Corn relish celebrates summer using a medley of garden greats from fresh sweet corn to onions to roasted peppers. The recipe acts as a framework. Add what you like, and spice it up as you see fit, or as hot as your taste buds can tolerate.
So what do you do with corn relish? Everything! I add it to soups, salads, and stir fry; and mix it in a batter for fritters, hush puppies, cornbread and pancakes. I enjoy it naked on a spoon. (For clarification, the relish is unadulterated; I’m fully clothed.) I tuck it in quesadillas and spoon it on brats. Corn relish can stand alone or enhance another recipe or dish.
Easy to make and can, corn relish takes minimal cooking time and brings together the flavors of summer to be unleashed all year and in any dish you so choose. (Tip: Here’s a video on how I remove the kernels from the cob.)
Corn Relish Recipe
- 10-12 Ears corn
- 1 cup sugar
- 3 Tablespoons flour
- 1 heaped tablespoon Kosher salt
- 1/2 Teaspoon ground tumeric
- 2 Teaspoons mustard (dry or Dijon-type)
- 3 Cups white vinegar ((5-6% acidity))
- 3 onions (finely chopped)
- 3-4 sweet peppers (roasted (optional) , and chopped)
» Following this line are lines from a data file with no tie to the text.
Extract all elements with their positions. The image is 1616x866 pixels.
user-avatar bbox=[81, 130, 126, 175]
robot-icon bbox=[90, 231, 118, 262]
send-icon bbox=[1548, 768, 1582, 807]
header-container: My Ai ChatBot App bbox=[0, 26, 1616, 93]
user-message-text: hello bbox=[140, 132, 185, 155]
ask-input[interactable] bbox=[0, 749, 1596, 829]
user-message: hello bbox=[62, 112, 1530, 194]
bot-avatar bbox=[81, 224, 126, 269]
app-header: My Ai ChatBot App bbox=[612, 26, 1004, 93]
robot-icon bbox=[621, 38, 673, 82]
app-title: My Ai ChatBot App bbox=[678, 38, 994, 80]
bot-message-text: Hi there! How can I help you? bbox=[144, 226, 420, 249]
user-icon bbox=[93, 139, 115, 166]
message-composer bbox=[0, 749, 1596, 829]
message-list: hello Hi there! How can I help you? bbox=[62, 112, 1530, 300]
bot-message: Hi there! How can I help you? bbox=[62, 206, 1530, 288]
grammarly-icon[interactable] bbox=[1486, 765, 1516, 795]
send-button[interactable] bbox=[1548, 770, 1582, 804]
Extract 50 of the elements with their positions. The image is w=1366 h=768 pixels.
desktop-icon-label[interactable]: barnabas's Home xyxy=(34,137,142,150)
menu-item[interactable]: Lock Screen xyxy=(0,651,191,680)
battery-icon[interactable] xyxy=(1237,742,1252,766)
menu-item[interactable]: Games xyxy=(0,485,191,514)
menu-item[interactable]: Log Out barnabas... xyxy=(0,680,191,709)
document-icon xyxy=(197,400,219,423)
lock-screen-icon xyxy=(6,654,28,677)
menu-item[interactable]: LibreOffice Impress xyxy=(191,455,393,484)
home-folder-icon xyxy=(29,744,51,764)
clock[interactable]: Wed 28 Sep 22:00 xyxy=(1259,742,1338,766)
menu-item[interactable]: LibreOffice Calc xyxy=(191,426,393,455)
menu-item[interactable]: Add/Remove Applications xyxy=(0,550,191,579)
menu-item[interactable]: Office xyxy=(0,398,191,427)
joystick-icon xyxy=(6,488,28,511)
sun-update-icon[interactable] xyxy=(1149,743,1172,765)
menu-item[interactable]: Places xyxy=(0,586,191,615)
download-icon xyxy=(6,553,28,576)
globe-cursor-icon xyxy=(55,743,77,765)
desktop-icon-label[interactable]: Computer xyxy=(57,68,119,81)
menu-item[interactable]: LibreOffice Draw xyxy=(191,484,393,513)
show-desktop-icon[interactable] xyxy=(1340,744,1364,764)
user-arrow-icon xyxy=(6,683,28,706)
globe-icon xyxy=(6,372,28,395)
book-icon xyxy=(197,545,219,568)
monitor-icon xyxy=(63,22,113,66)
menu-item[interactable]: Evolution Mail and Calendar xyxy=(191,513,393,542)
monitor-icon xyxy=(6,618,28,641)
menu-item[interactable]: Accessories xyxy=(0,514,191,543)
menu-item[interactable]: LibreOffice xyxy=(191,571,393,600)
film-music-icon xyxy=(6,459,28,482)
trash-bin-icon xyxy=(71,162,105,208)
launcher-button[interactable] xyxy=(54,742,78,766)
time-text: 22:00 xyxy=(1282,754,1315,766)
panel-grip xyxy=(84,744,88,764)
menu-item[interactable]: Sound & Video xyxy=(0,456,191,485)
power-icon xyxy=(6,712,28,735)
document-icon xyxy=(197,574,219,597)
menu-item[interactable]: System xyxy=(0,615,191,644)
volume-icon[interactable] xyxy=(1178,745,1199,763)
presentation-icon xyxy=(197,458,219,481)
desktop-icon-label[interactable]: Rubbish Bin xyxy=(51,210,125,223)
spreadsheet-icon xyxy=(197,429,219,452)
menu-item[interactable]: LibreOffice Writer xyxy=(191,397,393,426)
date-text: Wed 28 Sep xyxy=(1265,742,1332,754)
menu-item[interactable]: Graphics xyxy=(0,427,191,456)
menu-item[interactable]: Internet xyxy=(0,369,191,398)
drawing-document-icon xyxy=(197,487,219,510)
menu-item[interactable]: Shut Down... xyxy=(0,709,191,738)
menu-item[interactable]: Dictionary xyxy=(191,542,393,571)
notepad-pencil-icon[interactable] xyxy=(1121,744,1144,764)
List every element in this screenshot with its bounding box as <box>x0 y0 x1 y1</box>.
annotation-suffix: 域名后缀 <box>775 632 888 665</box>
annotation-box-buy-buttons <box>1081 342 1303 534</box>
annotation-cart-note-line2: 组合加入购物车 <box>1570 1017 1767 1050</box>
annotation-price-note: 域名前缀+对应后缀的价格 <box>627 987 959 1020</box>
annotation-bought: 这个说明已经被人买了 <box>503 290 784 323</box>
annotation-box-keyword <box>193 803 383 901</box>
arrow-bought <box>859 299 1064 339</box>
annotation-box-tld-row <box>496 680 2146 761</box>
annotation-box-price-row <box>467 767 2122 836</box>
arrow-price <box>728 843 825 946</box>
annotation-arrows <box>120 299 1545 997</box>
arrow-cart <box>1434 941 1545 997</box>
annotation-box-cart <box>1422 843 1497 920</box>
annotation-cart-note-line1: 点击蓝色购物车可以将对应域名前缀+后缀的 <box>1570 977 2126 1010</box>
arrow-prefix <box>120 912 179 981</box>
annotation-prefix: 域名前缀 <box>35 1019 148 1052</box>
|Boil water, add ears of corn, cook until tender about 3-5 minutes|
|Cool corn, and then slice from the cob, reserve corn kernels in a stock pot or dutch oven|
|Mix sugar, flour, salt, mustard and turmeric, add vinegar.|
|Heat mixture to a simmer, whisk until fully incorporated.|
|Add mixture to corn and stir and heat to simmer.|
|Cook for 15 -20 minutes until relish thickens.|
|Add mixture to sterilized jars, leaving 1/4 head space and seal and process in water bath for 15 minutes.|
|Cool, and test lids by making sure they are tight and inverted in the middle.|
As my favorite vegetable, corn and I go way back. As a young child, I recall a friend of my parents saying, “Corn? No thank you. In Italy, corn is what we feed to the pigs.” This first grader thought, “Those are some really lucky pigs.” (Oh well, at least I’m in good company.)